The 118th Republican majority House of Representatives had over 700 votes last year but passed fewer than 30 laws. This has made them the least productive House of Representatives since the Great Depression. For everyone in the US who is under the age of 80, that makes this House the worst of our lifetime.
It isn’t an issue of a divided Congress. The first session of the 116th Congress had a Democrat House, a Republican Senate and a Republican President, the exact inverse of the first session of the 118th. You can see by the chart below the difference in their performance.
This stark difference is due to the fact that MAGA Republicans have insisted on voting on issues such as trying to defund federal organizations, to reduce government official salaries to 0, to start impeachments on anyone they can think of, and to bring up extreme bills such as the Parents Bill of Rights that they know will never get traction in the Senate.
They want to govern based on what gives them the best sound bites and tweets, not what will solve problems and enable progress. It doesn’t matter how many times their own votes fail, clearly.
This is the reason why so many members have been spending all of their time on an impeachment inquiry into President Biden that has yielded zero results and no evidence of any wrongdoing by the President. Yet they continue for the sound bites.
Even just last week Republicans failed two votes in the same day. The first was the initial impeachment attempt against Secretary of Homeland Security Alejandro Mayorkas where Republicans miscounted their votes, a very inexperienced type of mistake, and the second was a vote on aid to Israel in an attempt to undermine the Senate’s bipartisan aid bill.
When these failures happen, Republicans are quick to blame Democrats.
Marjorie Taylor Greene claimed that Democrats were “hiding members” because Al Green was at the hospital but rushed back, still in the hospital gown, to cast his vote. That isn’t Democrats hiding votes, it is Republicans being shady by trying to pass a tough vote while opposing members are supposed to be having surgery.

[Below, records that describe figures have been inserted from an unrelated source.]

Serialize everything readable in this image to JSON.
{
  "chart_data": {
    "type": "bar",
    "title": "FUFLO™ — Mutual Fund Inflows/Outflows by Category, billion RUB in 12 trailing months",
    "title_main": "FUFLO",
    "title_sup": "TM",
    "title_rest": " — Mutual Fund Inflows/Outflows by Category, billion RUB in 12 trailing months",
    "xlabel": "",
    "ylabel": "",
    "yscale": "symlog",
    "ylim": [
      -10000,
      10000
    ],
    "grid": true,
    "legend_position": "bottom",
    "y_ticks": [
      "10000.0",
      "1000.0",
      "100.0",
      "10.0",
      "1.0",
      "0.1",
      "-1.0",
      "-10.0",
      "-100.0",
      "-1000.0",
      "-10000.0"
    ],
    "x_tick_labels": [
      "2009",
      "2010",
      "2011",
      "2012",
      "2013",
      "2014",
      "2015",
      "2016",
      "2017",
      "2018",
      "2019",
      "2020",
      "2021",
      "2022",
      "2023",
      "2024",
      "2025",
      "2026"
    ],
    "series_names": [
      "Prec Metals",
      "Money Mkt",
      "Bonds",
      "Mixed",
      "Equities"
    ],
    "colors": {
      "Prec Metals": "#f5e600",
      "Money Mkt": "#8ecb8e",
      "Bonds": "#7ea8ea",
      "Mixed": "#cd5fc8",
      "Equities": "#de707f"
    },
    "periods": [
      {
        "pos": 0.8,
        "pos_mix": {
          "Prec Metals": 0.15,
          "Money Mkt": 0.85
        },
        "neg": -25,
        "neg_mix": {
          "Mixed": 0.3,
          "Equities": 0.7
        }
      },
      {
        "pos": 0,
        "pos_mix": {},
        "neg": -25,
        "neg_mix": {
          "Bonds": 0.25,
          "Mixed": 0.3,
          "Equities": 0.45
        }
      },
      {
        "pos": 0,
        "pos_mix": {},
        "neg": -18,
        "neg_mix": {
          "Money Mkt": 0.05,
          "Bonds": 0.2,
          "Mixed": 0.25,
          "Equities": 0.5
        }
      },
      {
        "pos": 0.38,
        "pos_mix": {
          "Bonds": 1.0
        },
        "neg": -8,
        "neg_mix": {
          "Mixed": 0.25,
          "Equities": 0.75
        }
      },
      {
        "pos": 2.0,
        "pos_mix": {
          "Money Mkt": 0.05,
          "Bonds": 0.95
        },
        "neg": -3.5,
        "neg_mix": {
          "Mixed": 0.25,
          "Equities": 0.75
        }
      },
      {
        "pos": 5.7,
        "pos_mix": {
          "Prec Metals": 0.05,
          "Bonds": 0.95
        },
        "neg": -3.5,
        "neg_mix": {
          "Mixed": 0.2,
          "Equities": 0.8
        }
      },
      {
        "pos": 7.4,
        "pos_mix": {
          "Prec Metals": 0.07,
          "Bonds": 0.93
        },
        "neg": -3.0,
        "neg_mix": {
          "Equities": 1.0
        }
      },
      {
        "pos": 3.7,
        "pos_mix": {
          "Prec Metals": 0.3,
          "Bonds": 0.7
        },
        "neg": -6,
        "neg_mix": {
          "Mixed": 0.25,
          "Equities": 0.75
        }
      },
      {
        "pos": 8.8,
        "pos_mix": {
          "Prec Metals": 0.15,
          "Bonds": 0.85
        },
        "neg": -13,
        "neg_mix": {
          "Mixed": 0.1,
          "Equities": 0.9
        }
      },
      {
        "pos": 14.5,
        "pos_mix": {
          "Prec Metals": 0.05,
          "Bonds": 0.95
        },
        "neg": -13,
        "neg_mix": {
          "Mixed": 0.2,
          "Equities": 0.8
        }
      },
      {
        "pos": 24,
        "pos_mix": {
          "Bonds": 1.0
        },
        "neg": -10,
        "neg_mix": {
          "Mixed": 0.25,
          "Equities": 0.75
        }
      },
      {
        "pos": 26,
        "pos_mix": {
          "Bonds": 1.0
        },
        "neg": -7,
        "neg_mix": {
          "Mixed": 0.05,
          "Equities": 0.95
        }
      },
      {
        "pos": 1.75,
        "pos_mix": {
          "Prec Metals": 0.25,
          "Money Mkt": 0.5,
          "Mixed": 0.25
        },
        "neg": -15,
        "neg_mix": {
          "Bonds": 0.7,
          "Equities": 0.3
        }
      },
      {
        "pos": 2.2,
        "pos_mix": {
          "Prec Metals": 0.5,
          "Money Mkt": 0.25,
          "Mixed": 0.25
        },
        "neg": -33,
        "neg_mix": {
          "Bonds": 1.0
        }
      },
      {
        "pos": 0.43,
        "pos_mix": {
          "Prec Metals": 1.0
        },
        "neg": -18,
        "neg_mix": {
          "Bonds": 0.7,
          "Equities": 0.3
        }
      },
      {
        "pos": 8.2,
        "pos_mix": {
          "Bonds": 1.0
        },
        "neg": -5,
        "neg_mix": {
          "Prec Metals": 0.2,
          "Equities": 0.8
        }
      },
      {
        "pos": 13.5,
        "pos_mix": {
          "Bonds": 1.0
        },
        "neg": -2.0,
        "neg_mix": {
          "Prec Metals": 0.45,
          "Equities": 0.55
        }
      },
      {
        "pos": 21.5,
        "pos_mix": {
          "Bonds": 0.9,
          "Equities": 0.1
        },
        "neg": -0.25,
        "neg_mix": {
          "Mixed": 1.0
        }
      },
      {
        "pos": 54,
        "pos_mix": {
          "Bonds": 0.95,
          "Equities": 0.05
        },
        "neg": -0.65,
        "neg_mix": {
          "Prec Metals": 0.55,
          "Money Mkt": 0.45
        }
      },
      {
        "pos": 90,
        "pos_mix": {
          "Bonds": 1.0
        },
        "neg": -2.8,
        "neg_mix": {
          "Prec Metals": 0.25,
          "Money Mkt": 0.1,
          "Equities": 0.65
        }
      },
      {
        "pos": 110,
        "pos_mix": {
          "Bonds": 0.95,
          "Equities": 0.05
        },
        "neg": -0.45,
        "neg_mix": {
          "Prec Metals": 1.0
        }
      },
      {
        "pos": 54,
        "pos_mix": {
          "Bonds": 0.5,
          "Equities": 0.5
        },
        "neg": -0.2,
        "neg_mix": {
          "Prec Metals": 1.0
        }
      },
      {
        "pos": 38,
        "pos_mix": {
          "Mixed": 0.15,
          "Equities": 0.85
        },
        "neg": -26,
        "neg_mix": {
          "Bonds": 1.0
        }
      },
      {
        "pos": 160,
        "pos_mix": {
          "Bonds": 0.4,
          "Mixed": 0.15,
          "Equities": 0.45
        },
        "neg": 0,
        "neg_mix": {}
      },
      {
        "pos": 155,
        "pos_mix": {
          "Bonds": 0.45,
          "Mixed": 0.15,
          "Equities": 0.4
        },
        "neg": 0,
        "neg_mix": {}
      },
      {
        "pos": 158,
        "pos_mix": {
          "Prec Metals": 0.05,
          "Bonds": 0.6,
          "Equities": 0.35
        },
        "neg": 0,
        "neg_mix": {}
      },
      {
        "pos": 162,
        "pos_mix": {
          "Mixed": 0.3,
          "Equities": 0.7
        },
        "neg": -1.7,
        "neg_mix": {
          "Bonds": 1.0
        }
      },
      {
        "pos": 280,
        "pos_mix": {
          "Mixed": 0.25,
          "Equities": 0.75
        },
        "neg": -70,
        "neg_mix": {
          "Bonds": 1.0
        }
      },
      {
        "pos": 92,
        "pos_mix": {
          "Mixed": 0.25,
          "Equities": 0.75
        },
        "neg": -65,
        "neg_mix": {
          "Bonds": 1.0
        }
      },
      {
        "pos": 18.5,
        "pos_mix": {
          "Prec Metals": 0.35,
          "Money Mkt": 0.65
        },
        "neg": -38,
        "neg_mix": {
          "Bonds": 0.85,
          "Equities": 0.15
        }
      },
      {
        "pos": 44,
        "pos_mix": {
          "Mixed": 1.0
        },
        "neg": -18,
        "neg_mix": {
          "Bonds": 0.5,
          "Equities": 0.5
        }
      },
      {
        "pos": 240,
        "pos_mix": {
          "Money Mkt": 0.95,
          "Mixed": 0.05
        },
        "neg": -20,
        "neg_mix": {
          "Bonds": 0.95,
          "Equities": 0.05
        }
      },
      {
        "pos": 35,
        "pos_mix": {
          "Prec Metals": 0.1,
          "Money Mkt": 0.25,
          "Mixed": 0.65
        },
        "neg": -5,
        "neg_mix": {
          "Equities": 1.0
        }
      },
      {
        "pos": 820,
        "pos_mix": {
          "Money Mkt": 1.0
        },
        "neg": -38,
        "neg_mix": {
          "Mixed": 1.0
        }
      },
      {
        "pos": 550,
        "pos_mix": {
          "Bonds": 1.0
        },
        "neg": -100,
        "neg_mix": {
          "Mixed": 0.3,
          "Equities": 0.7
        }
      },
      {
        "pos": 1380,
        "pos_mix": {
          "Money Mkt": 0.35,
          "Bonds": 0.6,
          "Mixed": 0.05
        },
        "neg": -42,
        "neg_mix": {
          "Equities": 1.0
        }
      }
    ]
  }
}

And Speaker Johnson blamed Democrats for stopping his rushed Israel aid bill. But as the Speaker of the House it is his responsibility to plan legislation carefully and make sure he has the votes before bringing it to the floor.
This week the Republicans again voted to impeach Mayorkas. They managed to succeed by a single vote. It is a near certainty that the Senate will end this impeachment quickly without any action against Mayorkas making it a complete waste of everyone’s time. But it did create sound bites and tweets.
Mayorkas is not guilty of any crime. There were no laws that weren’t being enforced. He was impeached over policy differences. Policies that Republicans refuse to change as it would require working across the aisle to legislate solutions.
The impeachment doesn’t change the border or any of the factors surrounding it. And yet that is what Republicans spent their time on while calling a bipartisan border bill dead on arrival before they even read it.
This strategy is backfiring on Republicans in a big way. On social media you routinely see Republican voters blasting politicians for not solving issues that the GOP is complaining about. “Then do something!” is a common theme in replies.
When you run on “draining the swamp” and defeating the “deep state” only to then get into office to obstruct every bill, attempt to shut down the government at every turn, and lose out to Democratic maneuvering in each battle, people notice.
When you spend years fear mongering about the border by calling it a crisis, a national security risk, an invasion, and telling America that criminals and terrorists are flowing into our country only to then turn around and stop a bill that could fix it, voters shift the blame to you.
The American public has realized that Republicans cannot govern. That MAGA politicians are out for chaos, not legislating.
Republicans should start preparing for more election losses.